What is surprising, though, is the way in which all of this came to be. The numbers leave no room for doubt: 59.11% of Italians voted “no.” It’s an obvious rejection of a hasty reform based on the false idea that, rather than blaming the political elite, Italy’s problems are a result of the Constitution. It’s a little like losing a football match and, instead of trying to learn the rules of the game or change captain to improve, deciding to change the rules of the game itself.
68.48% of the Italian population went to the ballots and voted. This goes against all the rhetoric over the last few years that Italians are no longer interested in their country’s politics, or feel abandoned by this closed-off world made up of long hallways and a sound-proofed backstage. The best response to these rumours is the following: if the world of Italian politics opens itself up and gives people the means to express themselves, they will respond.
It is important to understand who is behind the 59.11% that voted “no.” The strongest “no” came from the south of the country, with a score of 70%. The latter confirms the analysis carried out by YouTrend: in the 100 communities where the unemployment rate is quite high, the “no” dominates, whereas in communities with low unemployment rates, “yes” was the dominant vote. In general, it was mostly young people who voted “no”. According to several inquiries, around 70% to 80% of under 35s would have voted “no”. The “yes” is much more popular among people aged 55 and over. In other words, the Premier rottamatore (an Italian nickname for Renzi, who wanted to “destroy” the status quo) was destroyed by the country’s future generations.
Italy’s youth and its unemployed made one thing very clear: this reform will not resolve the boot’s problems. They did, however, put an end to the accusations that those voting “no” did so to kick Renzi out of government, instead of expressing their views on the reform itself. In reality, 54% of those voting “no” were doing so directly as a response to the proposal. At the end of the day, this “no” represents discontent, deception and a will to change something, to reject a political class that has not been capable of responding to the daily needs of many in Italy.
It’s a vote that represents a responsible population, one who is capable of rejecting a deceptive constitutional reform and of ignoring Beppe Grillo and Matteo Salvini’s political agendas. This vote is the best response possible to those who accused the “no”-voters of voting without any knowledge of the larger issue at hand.
This is a victory for the Constitution, and for democracy; not for Berlusconi, or Salvini, or the Five Star Movement, nor for the Eurosceptics and anti-establishment individuals that keep appearing on cameras. It’s a victory for Italians. It’s a chance for the Left to show its real face, and to re-define itself in opposition to unstable ground and right-wing populist rhetoric. The Left can finally reach out to the heart of the country, and begin to address this demographic in its political agenda. It isn’t a victory against Europe but an invitation to improve our current situation.
But this opportunity for reform must be handled with care.

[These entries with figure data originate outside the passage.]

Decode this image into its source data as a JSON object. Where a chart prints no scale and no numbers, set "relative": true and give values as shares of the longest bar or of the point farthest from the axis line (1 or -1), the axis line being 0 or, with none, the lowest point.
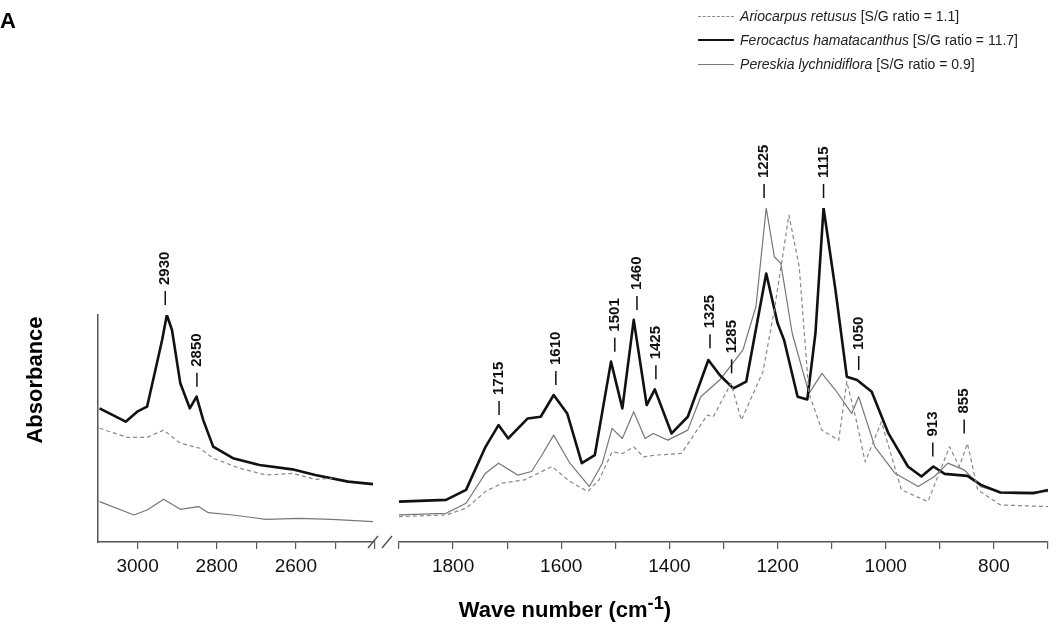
{
  "chart_data": [
    {
      "type": "line",
      "relative": true,
      "ylabel": "Absorbance",
      "xlim": [
        3100,
        2400
      ],
      "xticks": [
        3000,
        {
          "value": 2900,
          "label": null
        },
        2800,
        {
          "value": 2700,
          "label": null
        },
        2600,
        {
          "value": 2500,
          "label": null
        },
        {
          "value": 2400,
          "label": null
        }
      ],
      "tick_labels": "x",
      "grid": false,
      "legend": false,
      "marker": "none",
      "annotations": [
        "A",
        {
          "text": "2930",
          "x": 2930,
          "y": 1.0
        },
        {
          "text": "2850",
          "x": 2850,
          "y": 0.64
        }
      ],
      "series": [
        {
          "color": "#888888",
          "line_style": "dashed",
          "x": [
            3096,
            3026,
            2976,
            2934,
            2892,
            2842,
            2809,
            2742,
            2676,
            2609,
            2551,
            2509
          ],
          "values": [
            0.501,
            0.461,
            0.461,
            0.493,
            0.435,
            0.413,
            0.369,
            0.325,
            0.295,
            0.302,
            0.276,
            0.28
          ]
        },
        {
          "color": "#111111",
          "line_style": "solid",
          "x": [
            3096,
            3030,
            3001,
            2976,
            2955,
            2938,
            2926,
            2913,
            2892,
            2868,
            2851,
            2834,
            2809,
            2759,
            2692,
            2609,
            2551,
            2468,
            2405
          ],
          "values": [
            0.589,
            0.53,
            0.574,
            0.596,
            0.758,
            0.89,
            1.0,
            0.934,
            0.699,
            0.589,
            0.64,
            0.537,
            0.42,
            0.369,
            0.339,
            0.32,
            0.295,
            0.266,
            0.255
          ]
        },
        {
          "color": "#777777",
          "line_style": "solid",
          "x": [
            3096,
            3009,
            2976,
            2934,
            2892,
            2846,
            2821,
            2759,
            2676,
            2592,
            2509,
            2405
          ],
          "values": [
            0.178,
            0.119,
            0.141,
            0.188,
            0.144,
            0.156,
            0.129,
            0.119,
            0.1,
            0.104,
            0.1,
            0.09
          ]
        }
      ]
    },
    {
      "type": "line",
      "relative": true,
      "xlabel": "Wave number (cm$^{-1}$)",
      "xlim": [
        1900,
        700
      ],
      "xticks": [
        {
          "value": 1900,
          "label": null
        },
        1800,
        {
          "value": 1700,
          "label": null
        },
        1600,
        {
          "value": 1500,
          "label": null
        },
        1400,
        {
          "value": 1300,
          "label": null
        },
        1200,
        {
          "value": 1100,
          "label": null
        },
        1000,
        {
          "value": 900,
          "label": null
        },
        800,
        {
          "value": 700,
          "label": null
        }
      ],
      "tick_labels": "x",
      "grid": false,
      "legend": "top right",
      "marker": "none",
      "annotations": [
        {
          "text": "1715",
          "x": 1715,
          "y": 0.35
        },
        {
          "text": "1610",
          "x": 1610,
          "y": 0.44
        },
        {
          "text": "1501",
          "x": 1501,
          "y": 0.54
        },
        {
          "text": "1460",
          "x": 1460,
          "y": 0.665
        },
        {
          "text": "1425",
          "x": 1425,
          "y": 0.457
        },
        {
          "text": "1325",
          "x": 1325,
          "y": 0.55
        },
        {
          "text": "1285",
          "x": 1285,
          "y": 0.475
        },
        {
          "text": "1225",
          "x": 1225,
          "y": 1.0
        },
        {
          "text": "1115",
          "x": 1115,
          "y": 1.0
        },
        {
          "text": "1050",
          "x": 1050,
          "y": 0.485
        },
        {
          "text": "913",
          "x": 913,
          "y": 0.226
        },
        {
          "text": "855",
          "x": 855,
          "y": 0.295
        }
      ],
      "series": [
        {
          "name": "Ariocarpus retusus [S/G ratio = 1.1]",
          "color": "#888888",
          "line_style": "dashed",
          "x": [
            1900,
            1813,
            1776,
            1740,
            1710,
            1668,
            1617,
            1584,
            1551,
            1530,
            1506,
            1487,
            1466,
            1448,
            1427,
            1378,
            1330,
            1319,
            1286,
            1267,
            1227,
            1206,
            1179,
            1160,
            1142,
            1118,
            1087,
            1072,
            1056,
            1038,
            1008,
            971,
            922,
            882,
            864,
            849,
            830,
            788,
            700
          ],
          "values": [
            0.076,
            0.081,
            0.101,
            0.151,
            0.176,
            0.186,
            0.226,
            0.181,
            0.151,
            0.186,
            0.27,
            0.265,
            0.285,
            0.255,
            0.26,
            0.265,
            0.38,
            0.375,
            0.475,
            0.365,
            0.51,
            0.695,
            0.979,
            0.824,
            0.445,
            0.335,
            0.305,
            0.48,
            0.375,
            0.24,
            0.36,
            0.156,
            0.121,
            0.285,
            0.226,
            0.295,
            0.156,
            0.111,
            0.106
          ]
        },
        {
          "name": "Ferocactus hamatacanthus [S/G ratio = 11.7]",
          "color": "#111111",
          "line_style": "solid",
          "x": [
            1900,
            1813,
            1776,
            1740,
            1716,
            1698,
            1662,
            1638,
            1614,
            1589,
            1562,
            1538,
            1508,
            1487,
            1466,
            1442,
            1427,
            1396,
            1366,
            1328,
            1307,
            1282,
            1258,
            1221,
            1200,
            1188,
            1163,
            1145,
            1130,
            1115,
            1093,
            1072,
            1053,
            1026,
            995,
            959,
            934,
            912,
            891,
            849,
            824,
            788,
            727,
            700
          ],
          "values": [
            0.121,
            0.126,
            0.156,
            0.285,
            0.35,
            0.31,
            0.37,
            0.375,
            0.44,
            0.385,
            0.236,
            0.26,
            0.54,
            0.4,
            0.665,
            0.41,
            0.457,
            0.325,
            0.375,
            0.545,
            0.5,
            0.46,
            0.48,
            0.804,
            0.655,
            0.605,
            0.435,
            0.427,
            0.625,
            1.0,
            0.755,
            0.495,
            0.485,
            0.45,
            0.325,
            0.226,
            0.196,
            0.226,
            0.204,
            0.198,
            0.171,
            0.148,
            0.146,
            0.156
          ]
        },
        {
          "name": "Pereskia lychnidiflora [S/G ratio = 0.9]",
          "color": "#777777",
          "line_style": "solid",
          "x": [
            1900,
            1813,
            1776,
            1740,
            1716,
            1680,
            1655,
            1634,
            1614,
            1584,
            1548,
            1524,
            1506,
            1487,
            1466,
            1445,
            1430,
            1403,
            1366,
            1342,
            1307,
            1264,
            1240,
            1221,
            1206,
            1194,
            1173,
            1142,
            1118,
            1093,
            1063,
            1050,
            1020,
            983,
            940,
            910,
            885,
            855,
            824,
            788,
            700
          ],
          "values": [
            0.081,
            0.086,
            0.116,
            0.206,
            0.236,
            0.2,
            0.211,
            0.265,
            0.32,
            0.236,
            0.166,
            0.236,
            0.34,
            0.31,
            0.39,
            0.31,
            0.325,
            0.305,
            0.335,
            0.435,
            0.485,
            0.575,
            0.705,
            1.0,
            0.854,
            0.834,
            0.625,
            0.445,
            0.505,
            0.455,
            0.385,
            0.435,
            0.285,
            0.206,
            0.166,
            0.196,
            0.236,
            0.216,
            0.166,
            0.148,
            0.151
          ]
        }
      ]
    }
  ]
}
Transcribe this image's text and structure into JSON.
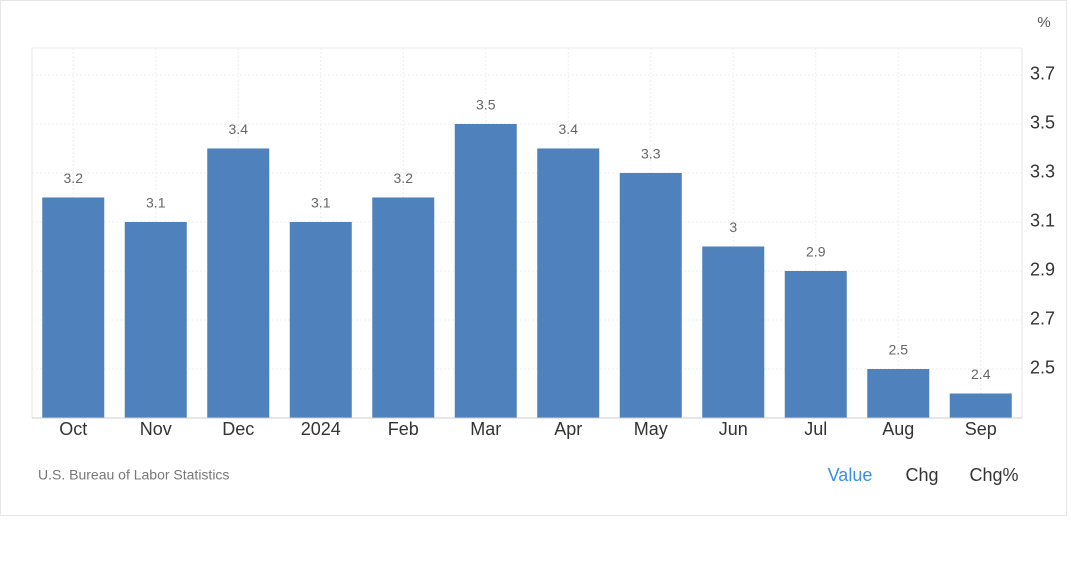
{
  "chart_data": {
    "type": "bar",
    "y_unit": "%",
    "categories": [
      "Oct",
      "Nov",
      "Dec",
      "2024",
      "Feb",
      "Mar",
      "Apr",
      "May",
      "Jun",
      "Jul",
      "Aug",
      "Sep"
    ],
    "values": [
      3.2,
      3.1,
      3.4,
      3.1,
      3.2,
      3.5,
      3.4,
      3.3,
      3,
      2.9,
      2.5,
      2.4
    ],
    "color": "#4f81bd",
    "ylim": [
      2.3,
      3.81
    ],
    "yticks": [
      2.5,
      2.7,
      2.9,
      3.1,
      3.3,
      3.5,
      3.7
    ],
    "grid": true,
    "source": "U.S. Bureau of Labor Statistics"
  },
  "controls": [
    "Value",
    "Chg",
    "Chg%"
  ]
}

It must not be something imposed on the Italian population, nor should it be integrated at all costs. The notion of a perfect EU shouldn’t be forced down the throats of the people; rather, it should be brought up in constructive debates. In other words, the “It’s Europe that is asking this of us” excuse is no longer relevant. In the future, we may understand that maybe it’s better to “decide with” Europe and not “decide for” it. That in itself already sounds much better.